Rahmat bersandar di sofa. Dia menatap kosong ke tempat lain. Entah apa yang dia pikirkan, Apakah ada sesuatu yang penting. Usianya dengan saya sama. Saya siap menyimak.
“ Coba perhatikan Ale. “ kata Rahmat. “ Perusahaan Pak Awi sebagai buyer agent dari luar negeri. Kami membantu memberikan solusi pembiayaan kepada penambang untuk modal kerja dan investasi. Kami tidak dapatkan bunga sebagaimana bisnis perbankan. Karena uang itu bukan dari kami tetapi dari trader di luar negeri. Tentu kami punya hak mengarahkan ekspor ke trader tersebut. Itu cara bisnis kami. Dari sana kami dapat agent fee sebesar 2,5%. “ lanjut Rahmat. Sepertinya dia berusaha menjelaskan bisnis Awi. Dunia lain yang baru dimasukin
“ Terus.” Lanjut Rahmat. “Kami juga memberikan solusi kepada trader dalam negeri yang beli barang impor untuk stok pangan, BBM, supply chain industry. Caranya sama. Kami hanya agent yang memberikan solusi pembiayaan impor tanpa bunga. Tapi kami dapat agent fee dari penjual di luar negeri sebesar 5 %. Lagi lagi tiap bulan fee masuk. “ Kata Rahmat.
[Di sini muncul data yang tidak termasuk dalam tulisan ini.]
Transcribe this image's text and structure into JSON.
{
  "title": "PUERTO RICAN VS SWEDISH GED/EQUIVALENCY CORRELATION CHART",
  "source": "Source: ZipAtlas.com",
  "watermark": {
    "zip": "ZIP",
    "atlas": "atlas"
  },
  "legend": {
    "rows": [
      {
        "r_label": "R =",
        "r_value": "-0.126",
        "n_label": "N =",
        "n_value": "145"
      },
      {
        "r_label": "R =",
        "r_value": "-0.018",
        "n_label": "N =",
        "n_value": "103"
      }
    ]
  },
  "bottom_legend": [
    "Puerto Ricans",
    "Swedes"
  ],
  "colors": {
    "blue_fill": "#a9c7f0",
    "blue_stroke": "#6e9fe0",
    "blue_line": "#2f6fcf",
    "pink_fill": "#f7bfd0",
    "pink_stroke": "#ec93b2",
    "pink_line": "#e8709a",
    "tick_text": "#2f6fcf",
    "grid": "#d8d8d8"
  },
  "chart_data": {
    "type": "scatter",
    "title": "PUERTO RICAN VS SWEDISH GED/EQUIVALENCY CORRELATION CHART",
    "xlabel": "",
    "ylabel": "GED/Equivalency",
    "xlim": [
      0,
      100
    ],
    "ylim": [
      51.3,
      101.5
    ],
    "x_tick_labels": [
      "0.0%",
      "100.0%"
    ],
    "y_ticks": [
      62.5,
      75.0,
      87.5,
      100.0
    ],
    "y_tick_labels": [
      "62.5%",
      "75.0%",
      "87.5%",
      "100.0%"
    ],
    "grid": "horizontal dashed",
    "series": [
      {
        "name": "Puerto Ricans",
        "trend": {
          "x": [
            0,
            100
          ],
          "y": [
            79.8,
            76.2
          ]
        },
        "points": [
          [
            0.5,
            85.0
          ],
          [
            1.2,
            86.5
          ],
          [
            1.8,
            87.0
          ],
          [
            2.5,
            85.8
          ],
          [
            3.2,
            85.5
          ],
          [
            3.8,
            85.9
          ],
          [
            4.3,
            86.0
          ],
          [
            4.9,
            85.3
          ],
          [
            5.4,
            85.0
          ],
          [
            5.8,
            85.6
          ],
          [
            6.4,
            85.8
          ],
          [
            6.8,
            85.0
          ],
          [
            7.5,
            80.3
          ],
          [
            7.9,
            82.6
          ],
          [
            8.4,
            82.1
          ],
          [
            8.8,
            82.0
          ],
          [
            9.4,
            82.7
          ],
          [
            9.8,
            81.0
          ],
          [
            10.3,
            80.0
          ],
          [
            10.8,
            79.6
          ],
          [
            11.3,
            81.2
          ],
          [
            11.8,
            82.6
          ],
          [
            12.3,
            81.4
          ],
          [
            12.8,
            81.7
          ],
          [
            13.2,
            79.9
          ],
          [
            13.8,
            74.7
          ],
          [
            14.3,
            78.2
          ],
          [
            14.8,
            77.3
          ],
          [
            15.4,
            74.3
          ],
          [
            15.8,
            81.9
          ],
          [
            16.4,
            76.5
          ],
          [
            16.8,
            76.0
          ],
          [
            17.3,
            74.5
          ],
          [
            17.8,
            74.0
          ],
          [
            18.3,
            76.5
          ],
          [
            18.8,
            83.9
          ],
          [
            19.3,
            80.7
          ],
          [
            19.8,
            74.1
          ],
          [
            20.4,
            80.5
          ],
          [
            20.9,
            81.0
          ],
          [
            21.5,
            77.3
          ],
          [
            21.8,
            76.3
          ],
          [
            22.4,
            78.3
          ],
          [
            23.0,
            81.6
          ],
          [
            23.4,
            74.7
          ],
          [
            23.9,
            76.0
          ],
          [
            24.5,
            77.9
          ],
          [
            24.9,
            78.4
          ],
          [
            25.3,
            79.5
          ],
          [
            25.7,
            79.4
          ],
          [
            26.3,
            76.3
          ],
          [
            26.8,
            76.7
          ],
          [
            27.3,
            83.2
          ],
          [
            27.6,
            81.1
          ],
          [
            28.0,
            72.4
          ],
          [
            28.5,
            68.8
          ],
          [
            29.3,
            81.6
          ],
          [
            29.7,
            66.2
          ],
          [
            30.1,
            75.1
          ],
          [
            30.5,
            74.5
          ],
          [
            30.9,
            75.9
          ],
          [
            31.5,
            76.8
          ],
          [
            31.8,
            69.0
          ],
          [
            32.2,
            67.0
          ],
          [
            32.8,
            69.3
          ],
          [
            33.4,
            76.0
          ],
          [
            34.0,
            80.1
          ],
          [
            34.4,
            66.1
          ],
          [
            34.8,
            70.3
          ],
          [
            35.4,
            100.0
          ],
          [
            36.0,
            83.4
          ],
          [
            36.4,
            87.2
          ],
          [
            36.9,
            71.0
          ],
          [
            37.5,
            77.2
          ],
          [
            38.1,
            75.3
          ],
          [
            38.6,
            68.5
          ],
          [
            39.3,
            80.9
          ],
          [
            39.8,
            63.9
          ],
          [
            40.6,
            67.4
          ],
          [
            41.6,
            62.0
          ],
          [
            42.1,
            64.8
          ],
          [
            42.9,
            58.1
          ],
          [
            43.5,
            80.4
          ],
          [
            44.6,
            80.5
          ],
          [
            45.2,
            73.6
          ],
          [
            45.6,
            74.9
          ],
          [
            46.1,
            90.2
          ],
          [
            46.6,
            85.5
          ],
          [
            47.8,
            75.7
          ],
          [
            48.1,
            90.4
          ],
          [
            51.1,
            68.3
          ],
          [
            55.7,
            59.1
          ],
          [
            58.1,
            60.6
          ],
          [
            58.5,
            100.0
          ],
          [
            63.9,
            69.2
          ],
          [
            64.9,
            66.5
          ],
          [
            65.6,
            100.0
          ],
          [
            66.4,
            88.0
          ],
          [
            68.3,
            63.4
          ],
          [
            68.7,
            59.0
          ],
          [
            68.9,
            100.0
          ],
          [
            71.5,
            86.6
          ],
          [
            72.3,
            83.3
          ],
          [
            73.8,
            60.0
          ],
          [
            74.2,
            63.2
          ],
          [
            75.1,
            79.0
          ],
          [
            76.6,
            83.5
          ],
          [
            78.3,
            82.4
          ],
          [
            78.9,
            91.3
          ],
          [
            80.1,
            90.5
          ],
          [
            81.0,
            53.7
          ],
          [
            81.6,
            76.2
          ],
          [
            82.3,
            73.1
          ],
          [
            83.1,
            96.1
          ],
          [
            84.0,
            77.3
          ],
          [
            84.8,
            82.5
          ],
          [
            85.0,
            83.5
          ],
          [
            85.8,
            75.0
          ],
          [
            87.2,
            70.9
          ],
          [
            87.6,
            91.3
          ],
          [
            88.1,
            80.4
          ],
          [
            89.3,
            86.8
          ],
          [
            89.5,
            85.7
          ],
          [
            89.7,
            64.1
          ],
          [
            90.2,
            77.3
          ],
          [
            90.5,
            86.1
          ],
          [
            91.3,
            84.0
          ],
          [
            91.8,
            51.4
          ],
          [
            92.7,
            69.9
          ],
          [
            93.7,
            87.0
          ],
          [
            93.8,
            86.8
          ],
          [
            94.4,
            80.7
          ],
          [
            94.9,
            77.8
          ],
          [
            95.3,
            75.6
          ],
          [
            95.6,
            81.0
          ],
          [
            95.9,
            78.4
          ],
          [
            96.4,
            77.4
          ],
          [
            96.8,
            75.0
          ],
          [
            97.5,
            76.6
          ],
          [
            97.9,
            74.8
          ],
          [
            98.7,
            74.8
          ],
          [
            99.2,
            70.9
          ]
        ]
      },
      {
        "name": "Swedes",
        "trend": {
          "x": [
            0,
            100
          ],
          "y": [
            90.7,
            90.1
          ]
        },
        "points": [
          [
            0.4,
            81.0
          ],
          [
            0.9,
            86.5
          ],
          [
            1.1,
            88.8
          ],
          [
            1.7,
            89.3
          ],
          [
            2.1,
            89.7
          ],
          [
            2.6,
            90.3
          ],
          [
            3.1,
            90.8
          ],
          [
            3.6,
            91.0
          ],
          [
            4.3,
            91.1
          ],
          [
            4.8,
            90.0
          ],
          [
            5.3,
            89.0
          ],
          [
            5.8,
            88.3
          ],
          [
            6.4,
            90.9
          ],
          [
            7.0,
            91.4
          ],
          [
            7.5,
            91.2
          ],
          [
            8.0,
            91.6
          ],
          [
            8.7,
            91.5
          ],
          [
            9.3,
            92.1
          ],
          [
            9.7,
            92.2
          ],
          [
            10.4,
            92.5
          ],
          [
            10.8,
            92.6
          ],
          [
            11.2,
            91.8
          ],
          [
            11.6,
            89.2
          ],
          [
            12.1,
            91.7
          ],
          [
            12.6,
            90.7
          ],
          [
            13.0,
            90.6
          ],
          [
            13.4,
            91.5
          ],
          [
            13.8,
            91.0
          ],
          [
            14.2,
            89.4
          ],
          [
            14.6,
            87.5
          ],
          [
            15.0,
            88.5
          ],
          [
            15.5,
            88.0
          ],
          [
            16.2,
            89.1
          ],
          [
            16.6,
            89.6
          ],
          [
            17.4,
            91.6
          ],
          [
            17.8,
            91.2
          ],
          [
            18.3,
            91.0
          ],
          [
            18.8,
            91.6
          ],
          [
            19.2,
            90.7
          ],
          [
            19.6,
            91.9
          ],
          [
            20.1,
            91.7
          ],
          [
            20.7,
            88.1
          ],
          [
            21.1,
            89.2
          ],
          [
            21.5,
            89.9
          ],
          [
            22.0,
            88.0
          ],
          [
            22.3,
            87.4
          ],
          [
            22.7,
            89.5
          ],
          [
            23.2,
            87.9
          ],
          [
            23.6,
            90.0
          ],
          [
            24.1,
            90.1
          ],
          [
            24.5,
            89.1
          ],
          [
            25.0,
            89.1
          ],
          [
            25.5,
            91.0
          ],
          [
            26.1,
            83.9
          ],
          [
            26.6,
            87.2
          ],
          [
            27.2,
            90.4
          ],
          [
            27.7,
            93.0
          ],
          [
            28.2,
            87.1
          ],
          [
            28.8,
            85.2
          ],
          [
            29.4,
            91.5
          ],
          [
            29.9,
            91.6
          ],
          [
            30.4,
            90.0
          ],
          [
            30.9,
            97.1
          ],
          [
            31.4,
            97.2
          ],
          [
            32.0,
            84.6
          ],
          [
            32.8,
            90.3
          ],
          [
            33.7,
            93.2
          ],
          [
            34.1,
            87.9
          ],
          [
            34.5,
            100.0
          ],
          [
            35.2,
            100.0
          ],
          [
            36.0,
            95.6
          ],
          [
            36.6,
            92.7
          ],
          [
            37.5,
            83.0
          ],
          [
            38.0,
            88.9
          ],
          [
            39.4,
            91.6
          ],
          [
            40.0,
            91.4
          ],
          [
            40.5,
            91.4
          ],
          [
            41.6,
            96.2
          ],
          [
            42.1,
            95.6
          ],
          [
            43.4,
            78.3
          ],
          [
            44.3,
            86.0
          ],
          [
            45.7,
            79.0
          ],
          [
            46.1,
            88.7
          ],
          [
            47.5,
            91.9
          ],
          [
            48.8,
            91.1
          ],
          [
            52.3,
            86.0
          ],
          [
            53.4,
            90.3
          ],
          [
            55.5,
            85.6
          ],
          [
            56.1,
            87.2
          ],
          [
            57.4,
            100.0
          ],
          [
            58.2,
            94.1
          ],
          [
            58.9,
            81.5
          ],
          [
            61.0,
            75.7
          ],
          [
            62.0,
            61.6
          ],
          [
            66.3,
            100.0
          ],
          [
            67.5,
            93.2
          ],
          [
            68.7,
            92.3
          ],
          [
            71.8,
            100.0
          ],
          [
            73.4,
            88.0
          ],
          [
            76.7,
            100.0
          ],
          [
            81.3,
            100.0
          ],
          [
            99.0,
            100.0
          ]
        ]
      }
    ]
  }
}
“ Di kantor kami tersedia databases compliance risk management yang terhubung dengan trader di luar negeri. Kami bekerja hanya mengikuti standar compliance itu aja. Cepat sekali untuk tahu apakah client itu qualified atau tidak. ” Rahmat menyimpulkan. Saya senyum aja.
“ Sederhana, kan. Hanya mainkan paper work aja. Tetapi dapat uang mudah. Engga perlu karyawan ribuan. Tidak perlu sarjana ahli. Di kantor hanya 5 orang karyawan, Itu udah termasuk direksi 2 orang. “ Kata rahmat. Dia terdiam. Lama saya menanti dia melanjutkan pembicaraa.
“ Saya benar benar sadar. “ Katanya menggeleng gelengkan kepala. “ Dulu saya bangga sebagai sarjana dan mendapatkan beasiswa di kampus ternama di luar negeri. Menjadi tenaga ahli di kementrian. Bergaul dengan elite. Menghadiri seminar international. Saya merasa dunia saya sangat sempurna. Karena memang jalan hidup saya, ibarat graphic terus naik. Tidak pernah melandai. Secara ekonomi hidup saya mapan.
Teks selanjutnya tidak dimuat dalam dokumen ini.